Our outcomes-based legislation ensures that food safety risks are adequately managed at critical points of production. But what does this look like day-to-day? Here are some examples of how food producers manage “raw and risky” foods to keep you safe:
All cows milk produced in Australia intended for human consumption must be pasteurised. Pasteurisation ensures milk is safe to drink by killing off harmful bacteria and helps prolong shelf life. It involves heating milk to a high temperature and then quickly cooling it down. Pasteurisation is one of the first steps involved in dairy processing, to ensure the dairy products we know and love, like yogurt, cheese, and ice cream, are made using safe milk.
Egg farmers and processors
Ever noticed how clean and perfect your eggs look in their carton? That’s no coincidence. Egg producers and processors are required to look for and remove cracked and dirty eggs from the supply chain before they hit supermarket shelves, markets and restaurants.
Egg shells contaminated with dirt or manure carry obvious risks to human health, but cracked eggs can also pose a risk, creating a pathway for harmful pathogens to infiltrate the egg. Cracked eggs are not always obvious to the human eye. Egg businesses will therefore use both visual inspection and a process called candling (backlighting the eggshell) to help identify hairline cracks.
Meat processors (UCFM)
Uncooked Comminuted Fermented Meat (UCFM), like that salami or chorizo on your charcuterie board, are considered to be high-risk foods. If not processed correctly, they can carry harmful pathogens like Salmonella, Listeria, and E. coli, which can lead to food poisoning. That’s why UCFM products must be fermented (with the optional step of smoking/cooking), to kill off these pathogens. UCFM products must also be separated from raw meat during processing to prevent cross-contamination.

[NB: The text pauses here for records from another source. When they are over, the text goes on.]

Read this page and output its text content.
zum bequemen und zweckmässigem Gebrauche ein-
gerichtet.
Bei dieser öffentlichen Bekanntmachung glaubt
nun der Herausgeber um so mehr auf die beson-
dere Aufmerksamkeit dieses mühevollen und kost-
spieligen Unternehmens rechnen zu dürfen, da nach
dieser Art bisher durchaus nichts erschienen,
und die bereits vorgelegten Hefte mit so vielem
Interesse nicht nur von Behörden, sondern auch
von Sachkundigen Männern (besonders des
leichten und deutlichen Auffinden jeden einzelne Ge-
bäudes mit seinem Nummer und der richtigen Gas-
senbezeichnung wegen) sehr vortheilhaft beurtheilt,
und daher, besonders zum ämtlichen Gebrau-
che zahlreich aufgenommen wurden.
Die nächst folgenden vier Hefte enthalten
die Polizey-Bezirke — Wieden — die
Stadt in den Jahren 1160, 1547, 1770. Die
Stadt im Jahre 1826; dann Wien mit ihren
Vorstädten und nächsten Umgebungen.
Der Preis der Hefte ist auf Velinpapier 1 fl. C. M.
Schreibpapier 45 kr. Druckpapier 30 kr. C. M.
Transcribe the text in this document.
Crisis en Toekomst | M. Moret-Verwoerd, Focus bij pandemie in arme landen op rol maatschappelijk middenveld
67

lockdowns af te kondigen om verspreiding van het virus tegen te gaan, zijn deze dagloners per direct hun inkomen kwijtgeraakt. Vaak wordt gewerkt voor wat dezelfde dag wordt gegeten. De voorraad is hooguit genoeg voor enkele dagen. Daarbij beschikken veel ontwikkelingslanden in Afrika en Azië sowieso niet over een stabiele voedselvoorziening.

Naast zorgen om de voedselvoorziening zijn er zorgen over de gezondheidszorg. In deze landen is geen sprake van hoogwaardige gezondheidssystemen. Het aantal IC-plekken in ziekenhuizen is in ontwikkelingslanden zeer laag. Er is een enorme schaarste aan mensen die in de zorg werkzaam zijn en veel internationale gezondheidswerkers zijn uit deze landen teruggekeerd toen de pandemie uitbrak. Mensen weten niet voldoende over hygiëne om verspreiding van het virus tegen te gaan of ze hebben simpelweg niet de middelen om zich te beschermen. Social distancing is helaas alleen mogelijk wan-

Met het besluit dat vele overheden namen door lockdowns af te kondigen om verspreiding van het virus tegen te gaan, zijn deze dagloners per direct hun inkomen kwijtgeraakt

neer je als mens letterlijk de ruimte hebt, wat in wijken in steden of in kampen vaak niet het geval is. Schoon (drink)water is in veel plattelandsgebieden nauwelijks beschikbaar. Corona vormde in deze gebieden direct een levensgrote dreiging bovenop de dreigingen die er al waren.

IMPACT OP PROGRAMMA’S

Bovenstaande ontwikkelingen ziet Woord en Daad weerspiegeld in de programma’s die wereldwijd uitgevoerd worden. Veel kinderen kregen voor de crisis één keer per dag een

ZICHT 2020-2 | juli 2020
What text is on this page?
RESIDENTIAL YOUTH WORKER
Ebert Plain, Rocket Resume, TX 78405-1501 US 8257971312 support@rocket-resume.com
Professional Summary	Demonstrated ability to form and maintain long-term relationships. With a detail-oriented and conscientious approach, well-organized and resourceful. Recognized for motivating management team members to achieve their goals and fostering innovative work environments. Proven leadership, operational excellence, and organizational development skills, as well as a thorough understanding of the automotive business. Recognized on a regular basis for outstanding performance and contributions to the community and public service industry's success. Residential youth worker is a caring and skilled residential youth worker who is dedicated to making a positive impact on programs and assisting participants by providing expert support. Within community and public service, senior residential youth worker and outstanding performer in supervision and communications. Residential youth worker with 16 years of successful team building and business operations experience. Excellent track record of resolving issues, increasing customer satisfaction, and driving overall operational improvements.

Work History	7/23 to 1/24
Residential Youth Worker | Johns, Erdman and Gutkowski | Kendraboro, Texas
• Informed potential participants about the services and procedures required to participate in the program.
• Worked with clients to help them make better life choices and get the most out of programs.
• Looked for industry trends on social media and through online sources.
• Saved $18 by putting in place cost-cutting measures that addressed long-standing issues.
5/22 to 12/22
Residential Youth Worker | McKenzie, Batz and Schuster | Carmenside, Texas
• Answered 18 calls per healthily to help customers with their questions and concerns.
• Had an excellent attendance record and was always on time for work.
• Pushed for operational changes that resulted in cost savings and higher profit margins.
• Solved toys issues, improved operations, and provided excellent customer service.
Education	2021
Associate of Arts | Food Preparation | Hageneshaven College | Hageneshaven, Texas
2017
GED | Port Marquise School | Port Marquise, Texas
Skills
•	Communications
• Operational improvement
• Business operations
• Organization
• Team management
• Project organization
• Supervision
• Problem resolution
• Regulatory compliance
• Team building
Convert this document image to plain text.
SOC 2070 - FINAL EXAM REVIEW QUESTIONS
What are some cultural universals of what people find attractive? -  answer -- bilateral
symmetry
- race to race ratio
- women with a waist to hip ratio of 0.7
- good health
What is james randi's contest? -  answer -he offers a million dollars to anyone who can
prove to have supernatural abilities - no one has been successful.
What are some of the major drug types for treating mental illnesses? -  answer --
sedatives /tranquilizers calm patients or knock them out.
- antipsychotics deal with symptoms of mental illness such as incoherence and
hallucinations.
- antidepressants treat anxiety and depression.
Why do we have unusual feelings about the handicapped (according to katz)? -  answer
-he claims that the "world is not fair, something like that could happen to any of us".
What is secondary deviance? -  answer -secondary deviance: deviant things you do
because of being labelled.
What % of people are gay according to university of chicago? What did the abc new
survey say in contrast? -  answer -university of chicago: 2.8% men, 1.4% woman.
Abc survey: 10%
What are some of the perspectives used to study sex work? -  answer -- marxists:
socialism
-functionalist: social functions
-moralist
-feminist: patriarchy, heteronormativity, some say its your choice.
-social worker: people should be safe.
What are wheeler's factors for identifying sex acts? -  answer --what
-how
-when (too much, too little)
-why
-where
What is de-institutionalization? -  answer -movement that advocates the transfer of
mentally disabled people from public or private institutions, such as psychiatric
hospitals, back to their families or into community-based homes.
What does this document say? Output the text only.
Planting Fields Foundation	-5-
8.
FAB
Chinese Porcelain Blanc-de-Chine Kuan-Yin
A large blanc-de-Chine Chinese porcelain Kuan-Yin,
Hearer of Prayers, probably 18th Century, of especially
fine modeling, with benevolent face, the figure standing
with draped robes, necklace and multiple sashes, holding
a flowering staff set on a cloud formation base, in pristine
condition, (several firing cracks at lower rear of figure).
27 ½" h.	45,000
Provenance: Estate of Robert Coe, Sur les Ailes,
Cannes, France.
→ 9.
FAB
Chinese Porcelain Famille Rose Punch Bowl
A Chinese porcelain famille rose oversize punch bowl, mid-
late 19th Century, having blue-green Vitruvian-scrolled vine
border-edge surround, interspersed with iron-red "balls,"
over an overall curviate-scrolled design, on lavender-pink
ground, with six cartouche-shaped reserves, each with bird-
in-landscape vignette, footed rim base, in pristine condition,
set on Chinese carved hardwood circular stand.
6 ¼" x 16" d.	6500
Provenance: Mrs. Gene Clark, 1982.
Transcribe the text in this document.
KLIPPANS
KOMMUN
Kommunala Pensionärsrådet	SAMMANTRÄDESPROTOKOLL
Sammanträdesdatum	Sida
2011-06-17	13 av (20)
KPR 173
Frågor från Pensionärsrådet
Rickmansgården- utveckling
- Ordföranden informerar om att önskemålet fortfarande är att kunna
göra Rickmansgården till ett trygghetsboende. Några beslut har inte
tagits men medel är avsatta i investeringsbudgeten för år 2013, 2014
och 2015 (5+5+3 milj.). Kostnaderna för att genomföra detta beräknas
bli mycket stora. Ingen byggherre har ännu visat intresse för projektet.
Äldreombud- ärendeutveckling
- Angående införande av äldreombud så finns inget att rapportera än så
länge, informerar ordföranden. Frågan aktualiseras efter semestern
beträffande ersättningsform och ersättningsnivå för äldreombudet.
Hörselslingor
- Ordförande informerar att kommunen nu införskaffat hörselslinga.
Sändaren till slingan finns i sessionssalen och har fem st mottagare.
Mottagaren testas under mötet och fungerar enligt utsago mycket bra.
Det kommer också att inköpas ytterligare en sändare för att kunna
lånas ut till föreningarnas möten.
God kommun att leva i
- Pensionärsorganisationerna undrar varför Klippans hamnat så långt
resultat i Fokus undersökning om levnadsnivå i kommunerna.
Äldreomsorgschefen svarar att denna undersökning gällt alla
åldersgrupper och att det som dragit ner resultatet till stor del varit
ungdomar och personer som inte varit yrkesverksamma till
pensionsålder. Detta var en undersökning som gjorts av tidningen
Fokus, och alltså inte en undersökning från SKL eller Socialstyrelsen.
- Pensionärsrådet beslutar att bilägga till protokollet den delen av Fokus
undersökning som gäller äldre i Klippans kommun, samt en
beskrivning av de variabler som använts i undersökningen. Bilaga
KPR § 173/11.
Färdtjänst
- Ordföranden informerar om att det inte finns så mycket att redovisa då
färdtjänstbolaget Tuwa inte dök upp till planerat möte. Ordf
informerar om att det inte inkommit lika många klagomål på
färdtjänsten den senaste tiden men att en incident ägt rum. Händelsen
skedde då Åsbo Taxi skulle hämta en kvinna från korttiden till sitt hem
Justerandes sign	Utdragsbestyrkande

Oysters are literally a product of their environment, filtering large volumes of water through their body to produce a strong shell and plenty of meat. For this reason, oyster growers will closely monitor weather conditions that may impact water quality caused by things like run-off or turbulent water. The oyster industry also conducts routine sampling of both the water and oyster meat for coliforms and E. coli to ensure oysters are safe to harvest or pick.
Seed sprout growers
Seed sprouts, like alfalfa and mung bean sprouts, are often served raw in salads, soups and sandwiches. For this reason, it’s important that they are grown in a controlled environment, to prevent unsafe pathogenic levels of Salmonella, Listeria, and other bacteria. One of the first steps undertaken by growers is a decontamination of seeds before germination. This removes pathogens from within the seed itself, to ensure a healthy plant that is safe for human consumption.
These are just some examples of how food producers manage food safety risks during production. As food moves further along the supply chain, these risks are continually managed to ensure the food that reaches your local market, supermarket or café is safe and suitable to eat.
Of course, it doesn’t end there. Food must also be safely managed in the kitchen (especially raw food), to prevent food borne illness. When we all work together and do our part, we can help maintain confidence in Queensland’s food production industry and protect public health.